Zum Jahresanfang und Start der zweiten Saisonhälfte in der Landesliga Nord (LLN) empfingen wir am Sonntag vor zwei Wochen im Feuerwehrhaus den aktuellen und noch verlustpunktfreien Tabellenführer SC Erlangen 2. Was auf dem Papier wie eine klare Angelegenheit für die Gäste aussah, sollte sich mit zunehmender Spielzeit zu einem an Spannung kaum zu überbietenden Drama entwickeln. Da Jaroslav Illetsko aus gesundheitlichen Gründen weiterhin nicht zur Verfügung stand und Milo Müller nach bereits drei Einsätzen eine taktische Pause einlegte, sprang Altmeister Rudi Schön in die Bresche und wäre um ein Haar zum Matchwinner geworden.
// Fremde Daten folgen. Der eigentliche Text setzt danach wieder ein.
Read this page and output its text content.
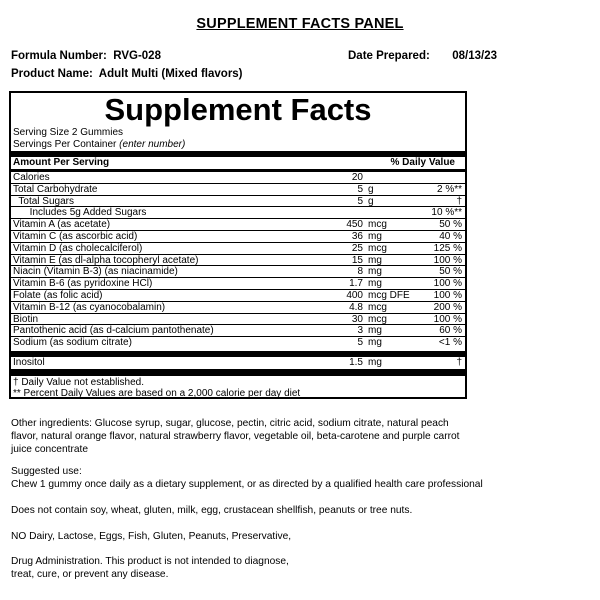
SUPPLEMENT FACTS PANEL
Formula Number: RVG-028	Date Prepared: 08/13/23
Product Name: Adult Multi (Mixed flavors)
Supplement Facts
Serving Size 2 Gummies
Servings Per Container (enter number)
Amount Per Serving	% Daily Value
Calories	20
Total Carbohydrate	5 g	2 %**
Total Sugars	5 g	†
Includes 5g Added Sugars	10 %**
Vitamin A (as acetate)	450 mcg	50 %
Vitamin C (as ascorbic acid)	36 mg	40 %
Vitamin D (as cholecalciferol)	25 mcg	125 %
Vitamin E (as dl-alpha tocopheryl acetate)	15 mg	100 %
Niacin (Vitamin B-3) (as niacinamide)	8 mg	50 %
Vitamin B-6 (as pyridoxine HCl)	1.7 mg	100 %
Folate (as folic acid)	400 mcg DFE	100 %
Vitamin B-12 (as cyanocobalamin)	4.8 mcg	200 %
Biotin	30 mcg	100 %
Pantothenic acid (as d-calcium pantothenate)	3 mg	60 %
Sodium (as sodium citrate)	5 mg	<1 %
Inositol	1.5 mg	†
† Daily Value not established.
** Percent Daily Values are based on a 2,000 calorie per day diet
Other ingredients: Glucose syrup, sugar, glucose, pectin, citric acid, sodium citrate, natural peach
flavor, natural orange flavor, natural strawberry flavor, vegetable oil, beta-carotene and purple carrot
juice concentrate
Suggested use:
Chew 1 gummy once daily as a dietary supplement, or as directed by a qualified health care professional
Does not contain soy, wheat, gluten, milk, egg, crustacean shellfish, peanuts or tree nuts.
NO Dairy, Lactose, Eggs, Fish, Gluten, Peanuts, Preservative,
Drug Administration. This product is not intended to diagnose,
treat, cure, or prevent any disease.
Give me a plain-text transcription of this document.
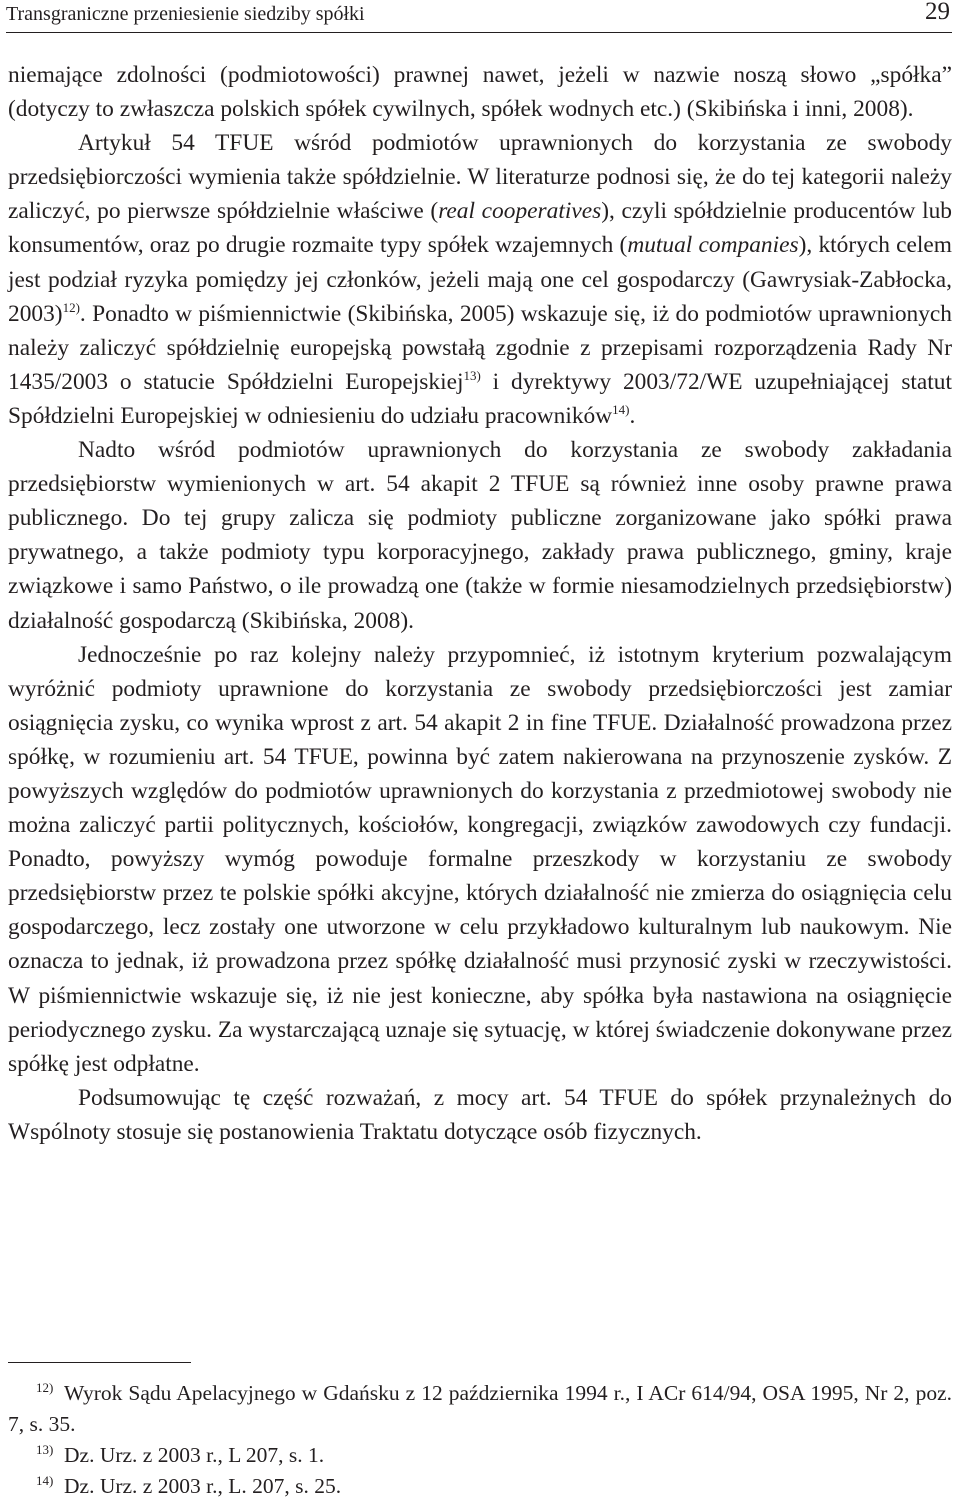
Transgraniczne przeniesienie siedziby spółki	29

niemające zdolności (podmiotowości) prawnej nawet, jeżeli w nazwie noszą słowo „spółka” (dotyczy to zwłaszcza polskich spółek cywilnych, spółek wodnych etc.) (Skibińska i inni, 2008).

Artykuł 54 TFUE wśród podmiotów uprawnionych do korzystania ze swobody przedsiębiorczości wymienia także spółdzielnie. W literaturze podnosi się, że do tej kategorii należy zaliczyć, po pierwsze spółdzielnie właściwe (real cooperatives), czyli spółdzielnie producentów lub konsumentów, oraz po drugie rozmaite typy spółek wzajemnych (mutual companies), których celem jest podział ryzyka pomiędzy jej członków, jeżeli mają one cel gospodarczy (Gawrysiak-Zabłocka, 2003)$^{12)}$. Ponadto w piśmiennictwie (Skibińska, 2005) wskazuje się, iż do podmiotów uprawnionych należy zaliczyć spółdzielnię europejską powstałą zgodnie z przepisami rozporządzenia Rady Nr 1435/2003 o statucie Spółdzielni Europejskiej$^{13)}$ i dyrektywy 2003/72/WE uzupełniającej statut Spółdzielni Europejskiej w odniesieniu do udziału pracowników$^{14)}$.

Nadto wśród podmiotów uprawnionych do korzystania ze swobody zakładania przedsiębiorstw wymienionych w art. 54 akapit 2 TFUE są również inne osoby prawne prawa publicznego. Do tej grupy zalicza się podmioty publiczne zorganizowane jako spółki prawa prywatnego, a także podmioty typu korporacyjnego, zakłady prawa publicznego, gminy, kraje związkowe i samo Państwo, o ile prowadzą one (także w formie niesamodzielnych przedsiębiorstw) działalność gospodarczą (Skibińska, 2008).

Jednocześnie po raz kolejny należy przypomnieć, iż istotnym kryterium pozwalającym wyróżnić podmioty uprawnione do korzystania ze swobody przedsiębiorczości jest zamiar osiągnięcia zysku, co wynika wprost z art. 54 akapit 2 in fine TFUE. Działalność prowadzona przez spółkę, w rozumieniu art. 54 TFUE, powinna być zatem nakierowana na przynoszenie zysków. Z powyższych względów do podmiotów uprawnionych do korzystania z przedmiotowej swobody nie można zaliczyć partii politycznych, kościołów, kongregacji, związków zawodowych czy fundacji. Ponadto, powyższy wymóg powoduje formalne przeszkody w korzystaniu ze swobody przedsiębiorstw przez te polskie spółki akcyjne, których działalność nie zmierza do osiągnięcia celu gospodarczego, lecz zostały one utworzone w celu przykładowo kulturalnym lub naukowym. Nie oznacza to jednak, iż prowadzona przez spółkę działalność musi przynosić zyski w rzeczywistości. W piśmiennictwie wskazuje się, iż nie jest konieczne, aby spółka była nastawiona na osiągnięcie periodycznego zysku. Za wystarczającą uznaje się sytuację, w której świadczenie dokonywane przez spółkę jest odpłatne.

Podsumowując tę część rozważań, z mocy art. 54 TFUE do spółek przynależnych do Wspólnoty stosuje się postanowienia Traktatu dotyczące osób fizycznych.

12) Wyrok Sądu Apelacyjnego w Gdańsku z 12 października 1994 r., I ACr 614/94, OSA 1995, Nr 2, poz. 7, s. 35.

13) Dz. Urz. z 2003 r., L 207, s. 1.

14) Dz. Urz. z 2003 r., L. 207, s. 25.
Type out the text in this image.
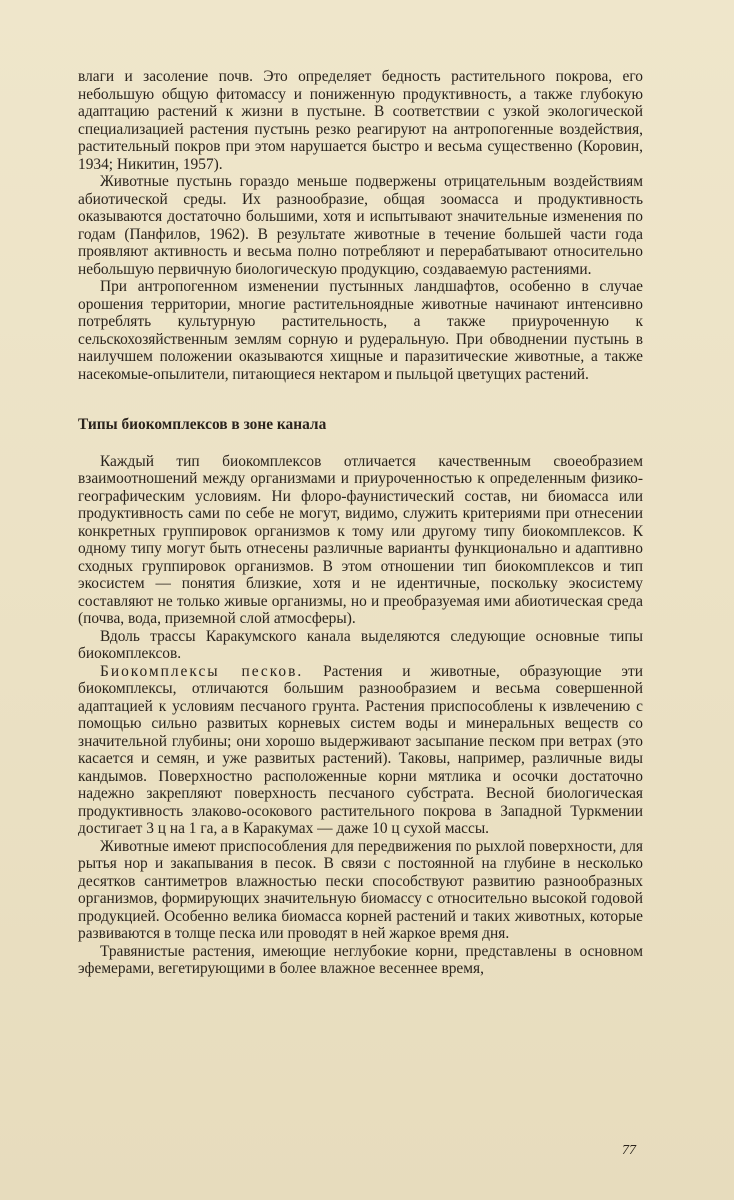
влаги и засоление почв. Это определяет бедность растительного покрова, его небольшую общую фитомассу и пониженную продуктивность, а также глубокую адаптацию растений к жизни в пустыне. В соответствии с узкой экологической специализацией растения пустынь резко реагируют на антропогенные воздействия, растительный покров при этом нарушается быстро и весьма существенно (Коровин, 1934; Никитин, 1957).

Животные пустынь гораздо меньше подвержены отрицательным воздействиям абиотической среды. Их разнообразие, общая зоомасса и продуктивность оказываются достаточно большими, хотя и испытывают значительные изменения по годам (Панфилов, 1962). В результате животные в течение большей части года проявляют активность и весьма полно потребляют и перерабатывают относительно небольшую первичную биологическую продукцию, создаваемую растениями.

При антропогенном изменении пустынных ландшафтов, особенно в случае орошения территории, многие растительноядные животные начинают интенсивно потреблять культурную растительность, а также приуроченную к сельскохозяйственным землям сорную и рудеральную. При обводнении пустынь в наилучшем положении оказываются хищные и паразитические животные, а также насекомые-опылители, питающиеся нектаром и пыльцой цветущих растений.

Типы биокомплексов в зоне канала

Каждый тип биокомплексов отличается качественным своеобразием взаимоотношений между организмами и приуроченностью к определенным физико-географическим условиям. Ни флоро-фаунистический состав, ни биомасса или продуктивность сами по себе не могут, видимо, служить критериями при отнесении конкретных группировок организмов к тому или другому типу биокомплексов. К одному типу могут быть отнесены различные варианты функционально и адаптивно сходных группировок организмов. В этом отношении тип биокомплексов и тип экосистем — понятия близкие, хотя и не идентичные, поскольку экосистему составляют не только живые организмы, но и преобразуемая ими абиотическая среда (почва, вода, приземной слой атмосферы).

Вдоль трассы Каракумского канала выделяются следующие основные типы биокомплексов.

Биокомплексы песков. Растения и животные, образующие эти биокомплексы, отличаются большим разнообразием и весьма совершенной адаптацией к условиям песчаного грунта. Растения приспособлены к извлечению с помощью сильно развитых корневых систем воды и минеральных веществ со значительной глубины; они хорошо выдерживают засыпание песком при ветрах (это касается и семян, и уже развитых растений). Таковы, например, различные виды кандымов. Поверхностно расположенные корни мятлика и осочки достаточно надежно закрепляют поверхность песчаного субстрата. Весной биологическая продуктивность злаково-осокового растительного покрова в Западной Туркмении достигает 3 ц на 1 га, а в Каракумах — даже 10 ц сухой массы.

Животные имеют приспособления для передвижения по рыхлой поверхности, для рытья нор и закапывания в песок. В связи с постоянной на глубине в несколько десятков сантиметров влажностью пески способствуют развитию разнообразных организмов, формирующих значительную биомассу с относительно высокой годовой продукцией. Особенно велика биомасса корней растений и таких животных, которые развиваются в толще песка или проводят в ней жаркое время дня.

Травянистые растения, имеющие неглубокие корни, представлены в основном эфемерами, вегетирующими в более влажное весеннее время,

77
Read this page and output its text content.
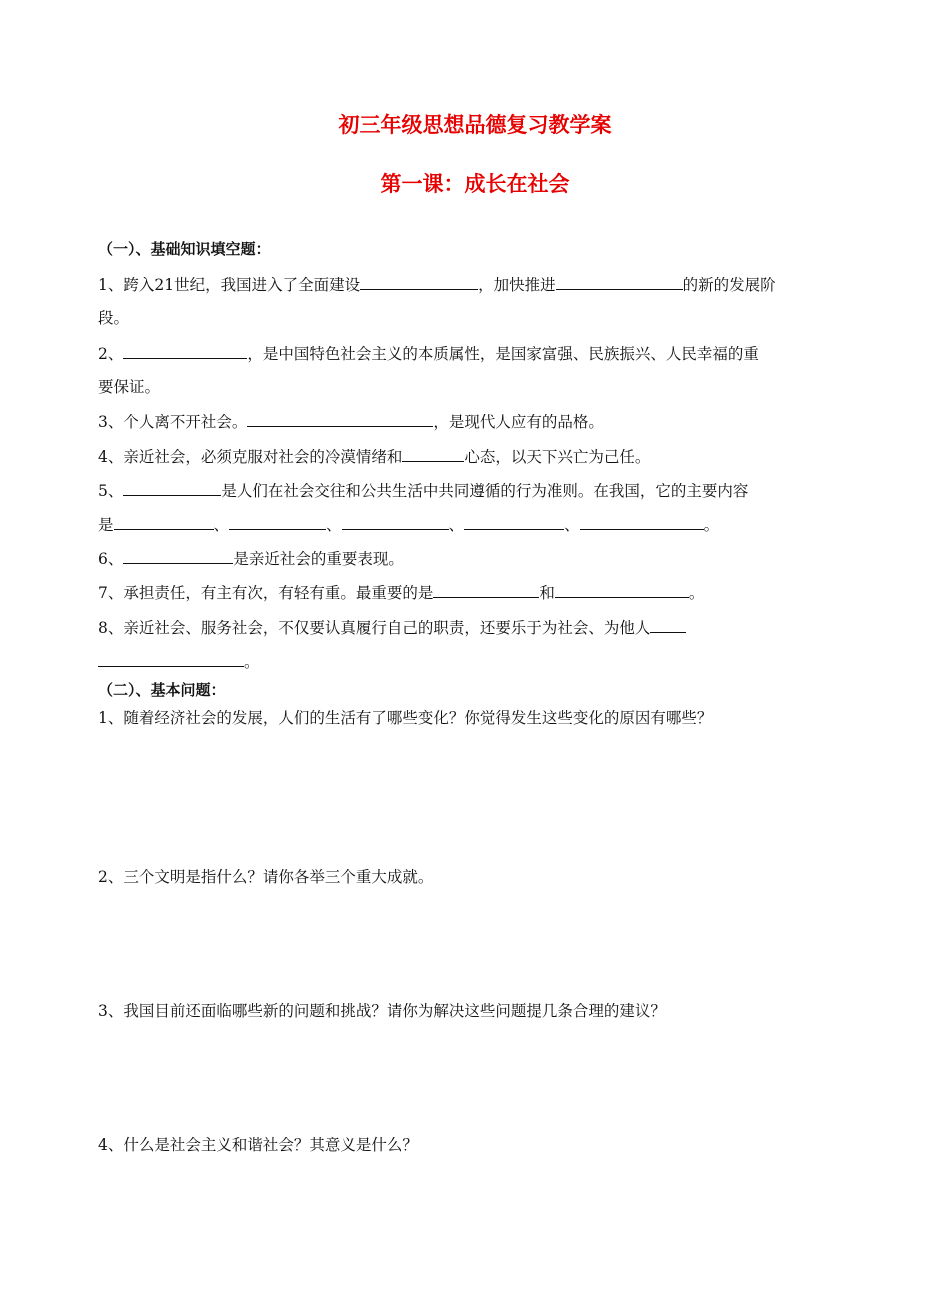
初三年级思想品德复习教学案
第一课：成长在社会
（一）、基础知识填空题：
1、跨入21世纪，我国进入了全面建设	，加快推进	的新的发展阶
段。
2、	，是中国特色社会主义的本质属性，是国家富强、民族振兴、人民幸福的重
要保证。
3、个人离不开社会。	，是现代人应有的品格。
4、亲近社会，必须克服对社会的冷漠情绪和	心态，以天下兴亡为己任。
5、	是人们在社会交往和公共生活中共同遵循的行为准则。在我国，它的主要内容
是	、	、	、	、	。
6、	是亲近社会的重要表现。
7、承担责任，有主有次，有轻有重。最重要的是	和	。
8、亲近社会、服务社会，不仅要认真履行自己的职责，还要乐于为社会、为他人
。
（二）、基本问题：
1、随着经济社会的发展，人们的生活有了哪些变化？你觉得发生这些变化的原因有哪些？
2、三个文明是指什么？请你各举三个重大成就。
3、我国目前还面临哪些新的问题和挑战？请你为解决这些问题提几条合理的建议？
4、什么是社会主义和谐社会？其意义是什么？
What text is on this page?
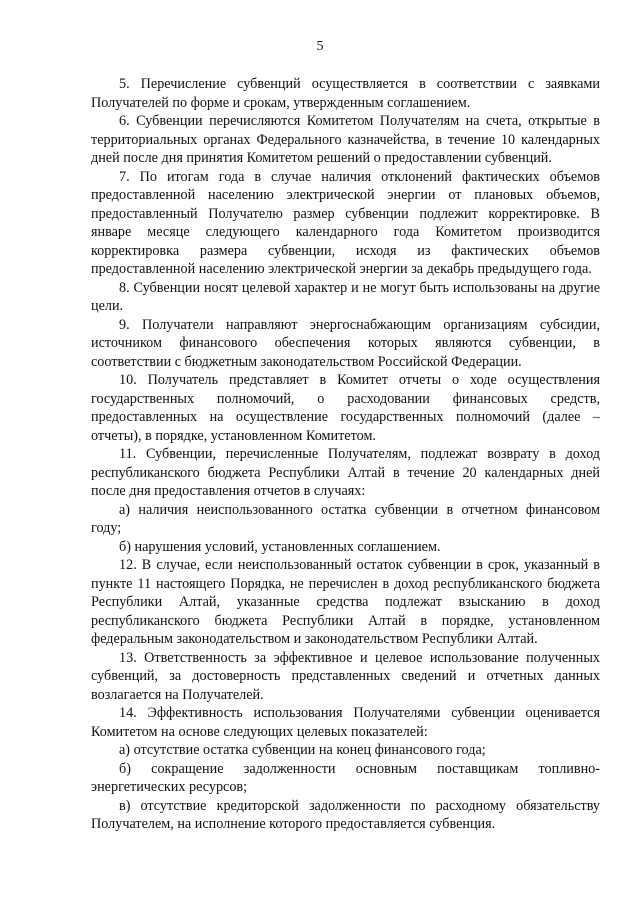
5

5. Перечисление субвенций осуществляется в соответствии с заявками Получателей по форме и срокам, утвержденным соглашением.

6. Субвенции перечисляются Комитетом Получателям на счета, открытые в территориальных органах Федерального казначейства, в течение 10 календарных дней после дня принятия Комитетом решений о предоставлении субвенций.

7. По итогам года в случае наличия отклонений фактических объемов предоставленной населению электрической энергии от плановых объемов, предоставленный Получателю размер субвенции подлежит корректировке. В январе месяце следующего календарного года Комитетом производится корректировка размера субвенции, исходя из фактических объемов предоставленной населению электрической энергии за декабрь предыдущего года.

8. Субвенции носят целевой характер и не могут быть использованы на другие цели.

9. Получатели направляют энергоснабжающим организациям субсидии, источником финансового обеспечения которых являются субвенции, в соответствии с бюджетным законодательством Российской Федерации.

10. Получатель представляет в Комитет отчеты о ходе осуществления государственных полномочий, о расходовании финансовых средств, предоставленных на осуществление государственных полномочий (далее – отчеты), в порядке, установленном Комитетом.

11. Субвенции, перечисленные Получателям, подлежат возврату в доход республиканского бюджета Республики Алтай в течение 20 календарных дней после дня предоставления отчетов в случаях:

а) наличия неиспользованного остатка субвенции в отчетном финансовом году;

б) нарушения условий, установленных соглашением.

12. В случае, если неиспользованный остаток субвенции в срок, указанный в пункте 11 настоящего Порядка, не перечислен в доход республиканского бюджета Республики Алтай, указанные средства подлежат взысканию в доход республиканского бюджета Республики Алтай в порядке, установленном федеральным законодательством и законодательством Республики Алтай.

13. Ответственность за эффективное и целевое использование полученных субвенций, за достоверность представленных сведений и отчетных данных возлагается на Получателей.

14. Эффективность использования Получателями субвенции оценивается Комитетом на основе следующих целевых показателей:

а) отсутствие остатка субвенции на конец финансового года;

б) сокращение задолженности основным поставщикам топливно-энергетических ресурсов;

в) отсутствие кредиторской задолженности по расходному обязательству Получателем, на исполнение которого предоставляется субвенция.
An Brett 6 (W) verzichtete Jindrich Novak diesmal auf das Londoner System und wählte stattdessen das klassische Damengambit, das nach Zugumstellung im Meraner System mündete. Hier betraten beide Spieler nach weiteren zwei Zügen theoretisches Neuland und landeten nach mehrfachem Figurentausch in einem ausgeglichenen damenlosen Endspiel. Nach einer Ungenauigkeit im 19. Zug hatte Jindrich die besseren Aussichten, fand aber kein geeignetes Mittel, um seinen Vorteil auszubauen. Im 29. Zug ergab sich eine verblüffende Möglichkeit, die aber für das menschliche Auge schwer zu sehen war:
So plätscherte die Partie so dahin und als alles bereits auf ein Remis hindeutete, griff der Erlanger direkt nach der Zeitkontrolle schwer daneben und erlaubte Jindrich den Übergang in ein gewonnenes Bauernendspiel, das dieser jedoch leider nicht korrekt behandelte. Der prompte Gegenfehler verschenkte den Sieg und so endete die Partie mit einem friedlichen Remis. (½-½)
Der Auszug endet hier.